Les effets du développement technique sont souvent discutés : d’un côté, il améliore les conditions d’existence de l’homme ; de l’autre, il les dégrade. Les techniques médicales font reculer certaines maladies, mais d’autres techniques industrielles nuisent à l’environnement. Dans tous les cas, il semble intervenir d’une manière décisive sur la vie des hommes, quoique toujours de manière ambiguë : on parle tout à la fois d’un progrès en termes de confort et de liberté et d’une aliénation : les hommes semblent devenus prisonniers de leur bien-être et de leurs nouvelles manières de vivre.
Mais en quel sens ces modifications agissent-elles véritablement sur les hommes eux-mêmes ? Le sujet demande de s’interroger précisément sur la nature de l’impact du développement technique : faut-il parler d’une simple modification des conditions d’existence ou d’un effet beaucoup plus radical, concernant la nature de l’homme ? Les hommes changent-ils en changeant leur façon de vivre ? Et à quelle condition une différence est-elle une transformation ? Comment apprécier la différence entre l’essentiel et le superficiel, entre changement et métamorphose ?
La question suppose de s’entendre au préalable sur ce qui est essentiel à l’homme. Or, comment ce qui est essentiel pourrait-il être transformé ? S’il y a une « nature humaine », ne constitue-t-elle pas justement ce qui est invariable ? On peut néanmoins opposer une autre conception de la nature humaine : ne faut-il pas se méfier particulièrement des manières de vivre si l’on considère a contrario que la nature humaine est éminemment modifiable et sujette à transformations ? On pouvait enfin mettre en question l’idée d’un développement autonome des techniques. Ce sont les hommes les inventeurs du développement technique. Ils sont donc les agents de leur propre transformation. Ne réalisent-ils pas leur nature même par cet essor ? La question devient donc : l’homme est-il autre chose qu’un technicien ? L’homme est-il capable de maîtriser en conscience les transformations qu’il est capable de s’infliger à lui-même ?
On pouvait commencer par défendre l’idée d’une simple influence du développement technique sur l’homme. Platon critiquait par exemple l’invention de l’écriture, parce qu’elle fait des hommes des oublieux et des faux savants. On a ici l’exemple d’une différence introduite, qui n’est pas une transformation : car par nature tous les hommes ne sont pas savants. On pouvait évidemment évoquer toutes les formes d’amélioration du bien-être liées au développement technique : liberté par rapport au temps et à l’espace grâce aux transports et aux communications. Mais cela change-t-il l’aspiration fondamentale au bonheur ? Baudrillard montre que la multiplication des choses fait qu’elles s’interposent entre les hommes et nuisent à leur rapport : mais l’égoïsme et la méfiance ne sont-ils pas humains (Hobbes) ?

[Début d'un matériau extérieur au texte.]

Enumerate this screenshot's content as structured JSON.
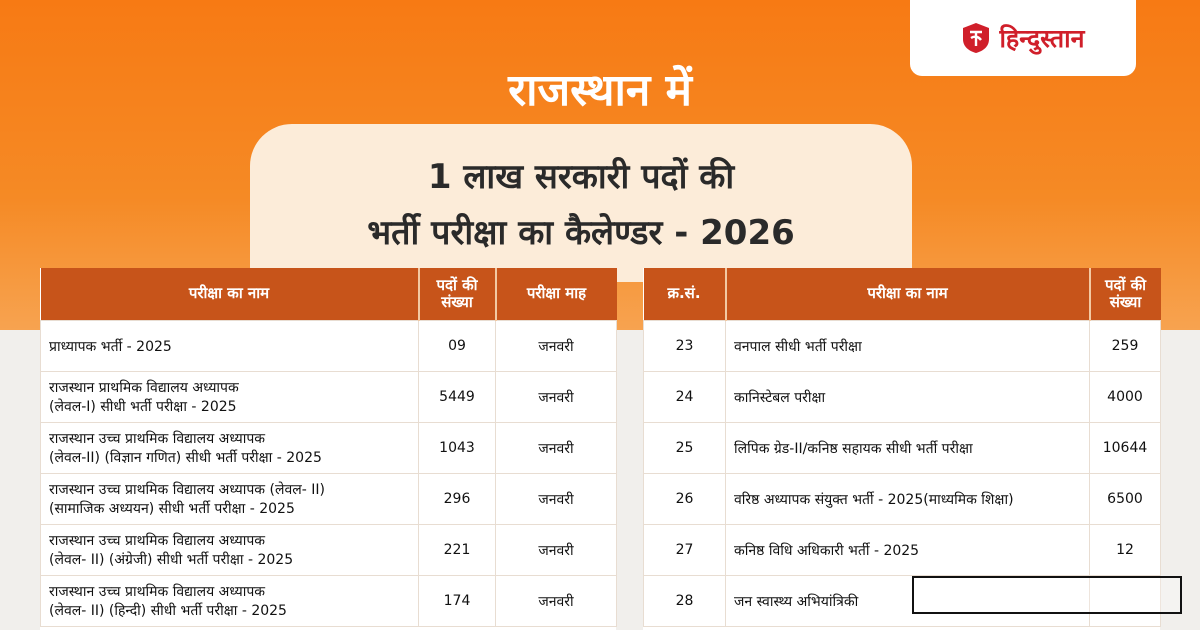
{
  "brand": {
    "name": "हिन्दुस्तान",
    "color": "#d01f2a",
    "emblem": "hindustan-emblem-icon"
  },
  "hero": {
    "title": "राजस्थान में",
    "banner_line1": "1 लाख सरकारी पदों की",
    "banner_line2": "भर्ती परीक्षा का कैलेण्डर - 2026"
  },
  "colors": {
    "header_bg": "#c7541a",
    "accent_orange": "#f77a14",
    "banner_bg": "#fcecd9"
  },
  "left_table": {
    "headers": [
      "परीक्षा का नाम",
      "पदों की संख्या",
      "परीक्षा माह"
    ],
    "rows": [
      {
        "name1": "प्राध्यापक भर्ती -  2025",
        "name2": "",
        "posts": "09",
        "month": "जनवरी"
      },
      {
        "name1": "राजस्थान प्राथमिक विद्यालय अध्यापक",
        "name2": "(लेवल-I) सीधी भर्ती परीक्षा - 2025",
        "posts": "5449",
        "month": "जनवरी"
      },
      {
        "name1": "राजस्थान उच्च प्राथमिक विद्यालय अध्यापक",
        "name2": "(लेवल-II) (विज्ञान गणित) सीधी भर्ती परीक्षा - 2025",
        "posts": "1043",
        "month": "जनवरी"
      },
      {
        "name1": "राजस्थान उच्च प्राथमिक विद्यालय अध्यापक (लेवल- II)",
        "name2": "(सामाजिक अध्ययन) सीधी भर्ती परीक्षा - 2025",
        "posts": "296",
        "month": "जनवरी"
      },
      {
        "name1": "राजस्थान उच्च प्राथमिक विद्यालय अध्यापक",
        "name2": "(लेवल- II) (अंग्रेजी) सीधी भर्ती परीक्षा - 2025",
        "posts": "221",
        "month": "जनवरी"
      },
      {
        "name1": "राजस्थान उच्च प्राथमिक विद्यालय अध्यापक",
        "name2": "(लेवल- II) (हिन्दी) सीधी भर्ती परीक्षा - 2025",
        "posts": "174",
        "month": "जनवरी"
      }
    ]
  },
  "right_table": {
    "headers": [
      "क्र.सं.",
      "परीक्षा का नाम",
      "पदों की संख्या"
    ],
    "rows": [
      {
        "sn": "23",
        "name": "वनपाल सीधी भर्ती परीक्षा",
        "posts": "259"
      },
      {
        "sn": "24",
        "name": "कानिस्टेबल परीक्षा",
        "posts": "4000"
      },
      {
        "sn": "25",
        "name": "लिपिक ग्रेड-II/कनिष्ठ सहायक सीधी भर्ती परीक्षा",
        "posts": "10644"
      },
      {
        "sn": "26",
        "name": "वरिष्ठ अध्यापक संयुक्त भर्ती - 2025(माध्यमिक शिक्षा)",
        "posts": "6500"
      },
      {
        "sn": "27",
        "name": "कनिष्ठ विधि अधिकारी भर्ती - 2025",
        "posts": "12"
      },
      {
        "sn": "28",
        "name": "जन स्वास्थ्य अभियांत्रिकी",
        "posts": ""
      }
    ]
  }
}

On pouvait ensuite soutenir l’idée d’une transformation, en contestant l’idée d’une nature humaine fixe et résistante, et en s’appuyant au contraire sur l’idée d’un matériel souple, évolutif, modifiable en fonction des circonstances. Le propre de l’homme, souvent pour son malheur, disait Rousseau, est d’être perfectible : il est donc particulièrement sensible, comme l’atteste son évolution, aux moeurs et aux modes qui encadrent son éducation. C’est la thèse du Discours sur les sciences et les arts : leur développement a corrompu les hommes. Ils vivaient robustes, libres et insouciants à l’état de nature, ils sont devenus faibles, malheureux et dépendants à force de s’attacher aux objets.
Mais ne sont-ils pas eux-mêmes à l’origine et donc responsables de cette double évolution ? Le développement technique n’est-il pas inhérent à la nature humaine, à son inventivité et à ses désirs infinis ? C’est la nature spécialisée de chacun qui commande, pour Platon par exemple, la division sociale du travail et le perfectionnement corrélatif des techniques. L’expansion technique et ses conséquences sont-elles donc des fatalités ? Il faut montrer alors que l’homme n’est pas seulement le jouet de ses désirs et qu’il y a en lui un principe rationnel capable de les maîtriser.